Ultimately, anarchists see that “there is a realm of domination that is broader than the realm of material exploitation. The tragedy of the socialist movement is that, steeped in the past, it uses the methods of domination to try to ‘liberate’ us from material exploitation.” Needless to say, this is doomed to failure. Socialism “will simply mire us in a world we are trying to overcome. A non-hierarchical society, self-managed and free of domination in all its forms, stands on the agenda today, not a hierarchical system draped in a red flag.” [Bookchin, Op. Cit., p. 272 and pp. 273–4]

In summary, it cannot be said that anarchists and most Marxists want the same thing. While they often use the same terms, these terms often hide radically different concepts.
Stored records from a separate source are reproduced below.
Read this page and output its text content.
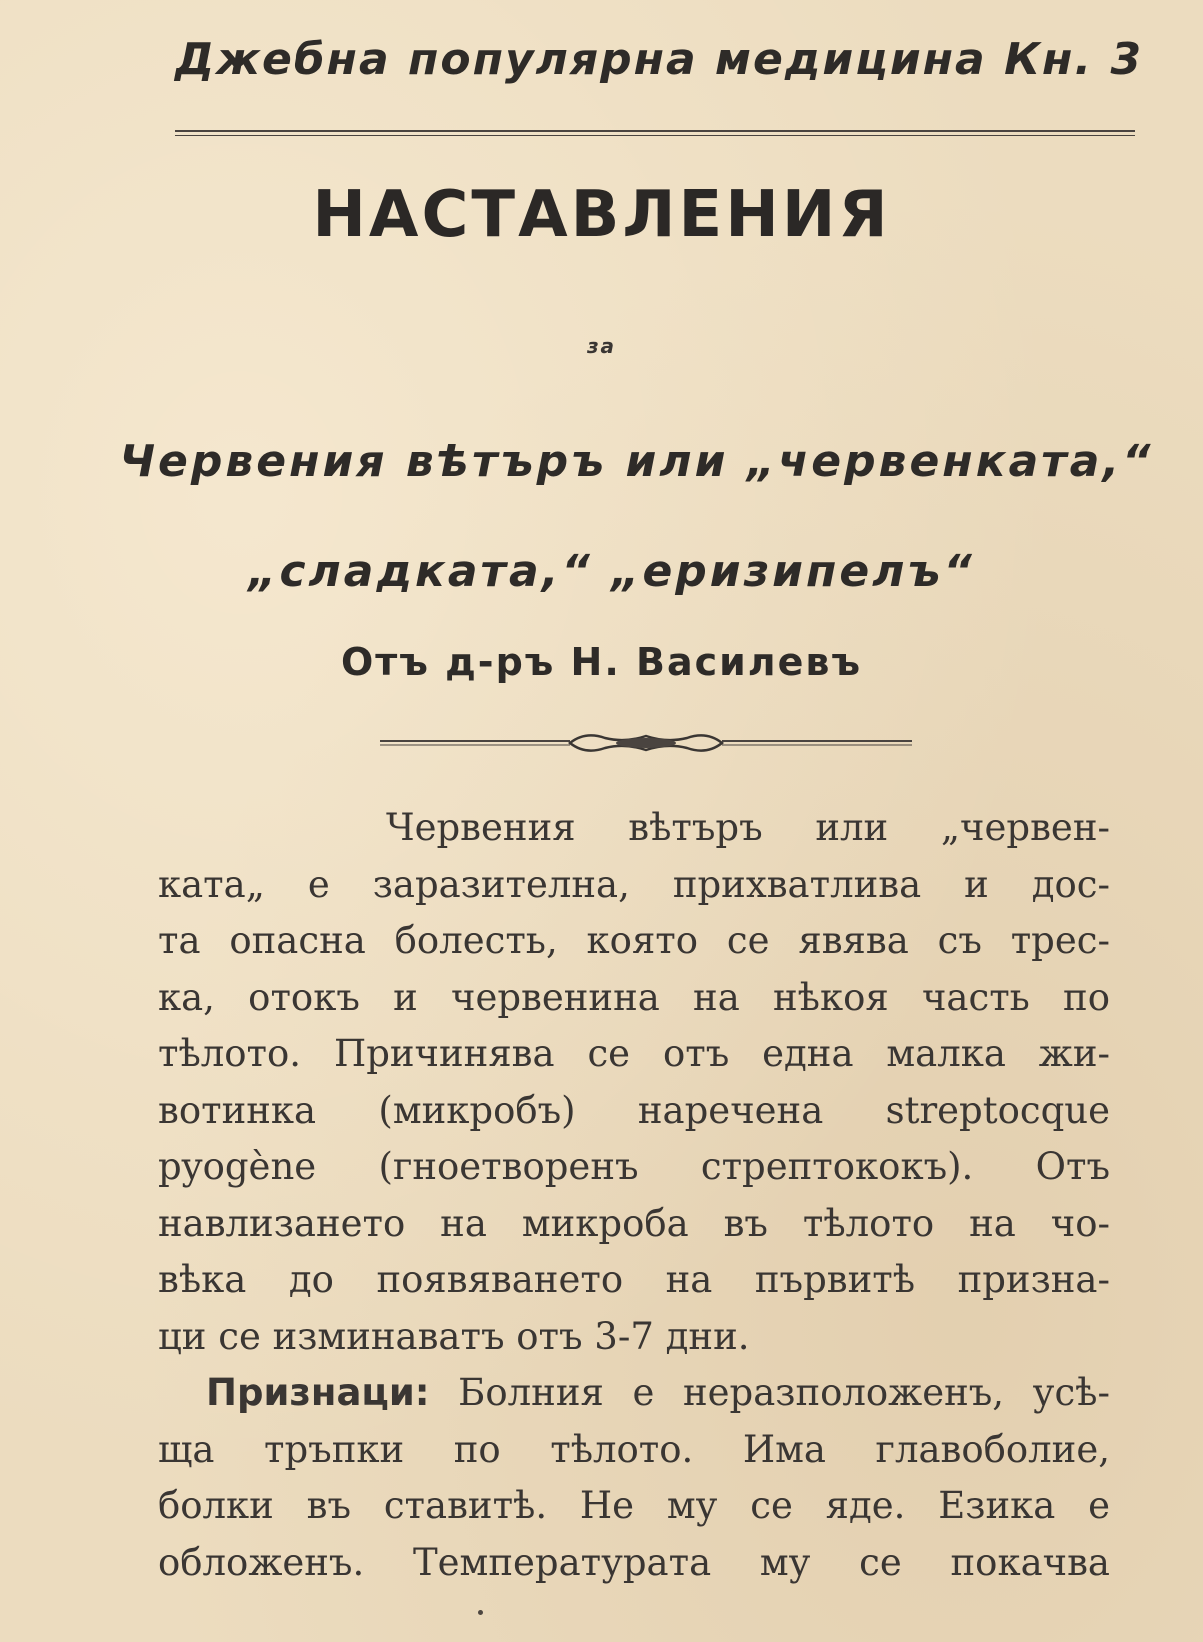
Джебна популярна медицина Кн. 3
НАСТАВЛЕНИЯ
за
Червения вѣтъръ или „червенката,“
„сладката,“ „еризипелъ“
Отъ д-ръ Н. Василевъ
Червения вѣтъръ или „червен-
ката„ е заразителна, прихватлива и дос-
та опасна болесть, която се явява съ трес-
ка, отокъ и червенина на нѣкоя часть по
тѣлото. Причинява се отъ една малка жи-
вотинка (микробъ) наречена streptocque
pyogène (гноетворенъ стрептококъ). Отъ
навлизането на микроба въ тѣлото на чо-
вѣка до появяването на първитѣ призна-
ци се изминаватъ отъ 3-7 дни.
Признаци: Болния е неразположенъ, усѣ-
ща тръпки по тѣлото. Има главоболие,
болки въ ставитѣ. Не му се яде. Езика е
обложенъ. Температурата му се покачва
Just because, say, anarchists and mainstream Marxists talk about “social revolution,” “socialism,” “all power to the soviets” and so on, it does not mean that we mean the same thing by them. For example, the phrase “all power to the soviets” for anarchists means exactly that (i.e. that the revolution must be directly managed by working class organs). Leninists mean “all power to a central government elected by a national soviet congress.” Similarly with other similar phrases (which shows the importance of looking at the details of any political theory and its history).

We have shown that discussion over ends is as important as discussion over means as they are related. As Kropotkin once pointed out, those who downplay the importance of discussing the “order of things which ... should emerge from the coming revolution” in favour of concentrating on “practical things” are being less than honest as “far from making light of such theories, they propagate them, and all that they do now is a logical extension of their ideas. In the end those words ‘Let us not discuss theoretical questions’ really mean: ‘Do not subject our theory to discussion, but help us to put it into execution.’” [Words of a Rebel, p. 200]
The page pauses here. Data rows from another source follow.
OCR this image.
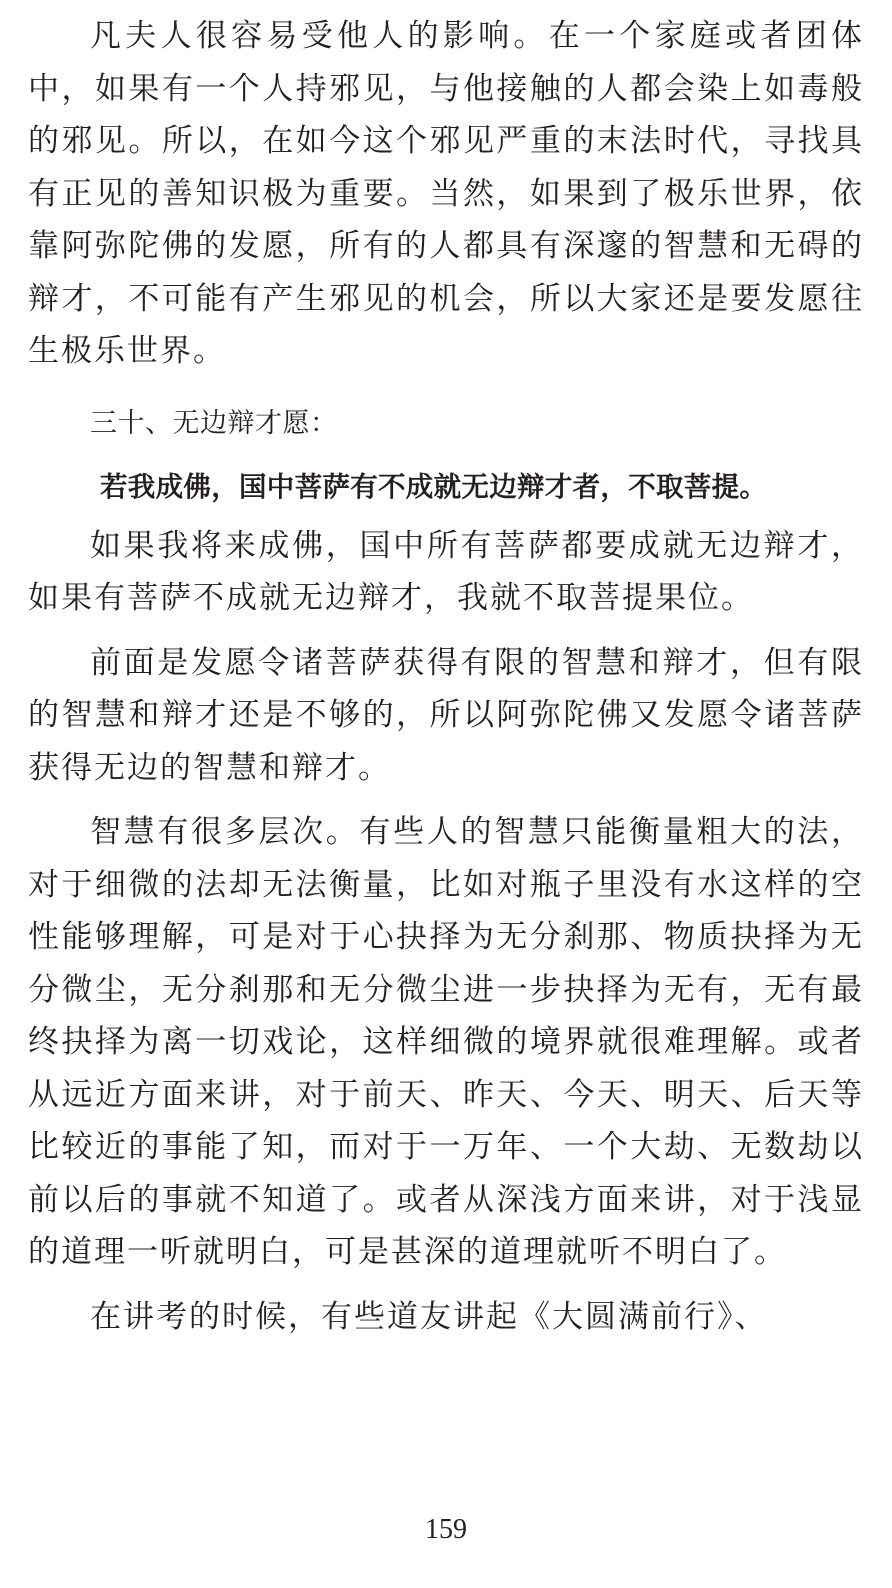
凡夫人很容易受他人的影响。在一个家庭或者团体中，如果有一个人持邪见，与他接触的人都会染上如毒般的邪见。所以，在如今这个邪见严重的末法时代，寻找具有正见的善知识极为重要。当然，如果到了极乐世界，依靠阿弥陀佛的发愿，所有的人都具有深邃的智慧和无碍的辩才，不可能有产生邪见的机会，所以大家还是要发愿往生极乐世界。

三十、无边辩才愿：
若我成佛，国中菩萨有不成就无边辩才者，不取菩提。

如果我将来成佛，国中所有菩萨都要成就无边辩才，如果有菩萨不成就无边辩才，我就不取菩提果位。

前面是发愿令诸菩萨获得有限的智慧和辩才，但有限的智慧和辩才还是不够的，所以阿弥陀佛又发愿令诸菩萨获得无边的智慧和辩才。

智慧有很多层次。有些人的智慧只能衡量粗大的法，对于细微的法却无法衡量，比如对瓶子里没有水这样的空性能够理解，可是对于心抉择为无分刹那、物质抉择为无分微尘，无分刹那和无分微尘进一步抉择为无有，无有最终抉择为离一切戏论，这样细微的境界就很难理解。或者从远近方面来讲，对于前天、昨天、今天、明天、后天等比较近的事能了知，而对于一万年、一个大劫、无数劫以前以后的事就不知道了。或者从深浅方面来讲，对于浅显的道理一听就明白，可是甚深的道理就听不明白了。

在讲考的时候，有些道友讲起《大圆满前行》、

159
Hence the need to critically evaluate both ends and means. This shows the weakness of the common argument that anarchists and Leftists share some common visions and so we should work with them to achieve those common things. Who knows what happens after that? As can be seen, this is not the case. Many aspects of anarchism and Marxism are in opposition and cannot be considered similar (for example, what a Leninist considers as socialism is extremely different to what an anarchist thinks it is). If you consider “socialism” as being a “workers’ state” presided over by a “revolutionary” government, then how can this be reconciled with the anarchist vision of a federation of self-managed communes and workers’ associations? As the Russian Revolution shows, only by the armed might of the “revolutionary” government crushing the anarchist vision.
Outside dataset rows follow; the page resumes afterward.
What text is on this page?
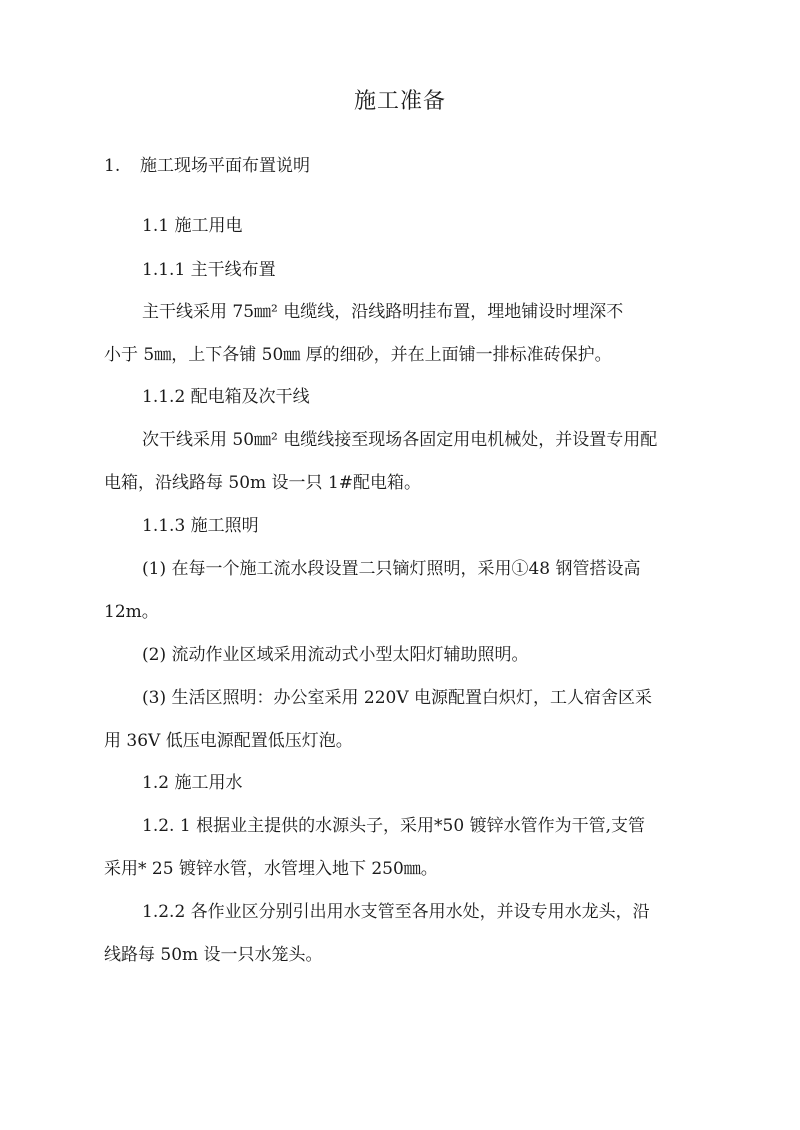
施工准备
1. 施工现场平面布置说明
1.1 施工用电
1.1.1 主干线布置
主干线采用 75㎜² 电缆线，沿线路明挂布置，埋地铺设时埋深不
小于 5㎜，上下各铺 50㎜ 厚的细砂，并在上面铺一排标准砖保护。
1.1.2 配电箱及次干线
次干线采用 50㎜² 电缆线接至现场各固定用电机械处，并设置专用配
电箱，沿线路每 50m 设一只 1#配电箱。
1.1.3 施工照明
(1) 在每一个施工流水段设置二只镝灯照明，采用①48 钢管搭设高
12m。
(2) 流动作业区域采用流动式小型太阳灯辅助照明。
(3) 生活区照明：办公室采用 220V 电源配置白炽灯，工人宿舍区采
用 36V 低压电源配置低压灯泡。
1.2 施工用水
1.2. 1 根据业主提供的水源头子，采用*50 镀锌水管作为干管,支管
采用* 25 镀锌水管，水管埋入地下 250㎜。
1.2.2 各作业区分别引出用水支管至各用水处，并设专用水龙头，沿
线路每 50m 设一只水笼头。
The only thing we truly share with these groups is a mutual opposition to existing capitalism. Having a common enemy does not make someone friends. Hence anarchists, while willing to work on certain mutual struggles, are well aware there is substantial differences in both terms of means and goals. The lessons of revolution in the 20th Century is that once in power, Leninists will repress anarchists, their current allies against the capitalist system. This is does not occur by accident, it flows from the differences in vision between the two movements, both in terms of means and goals.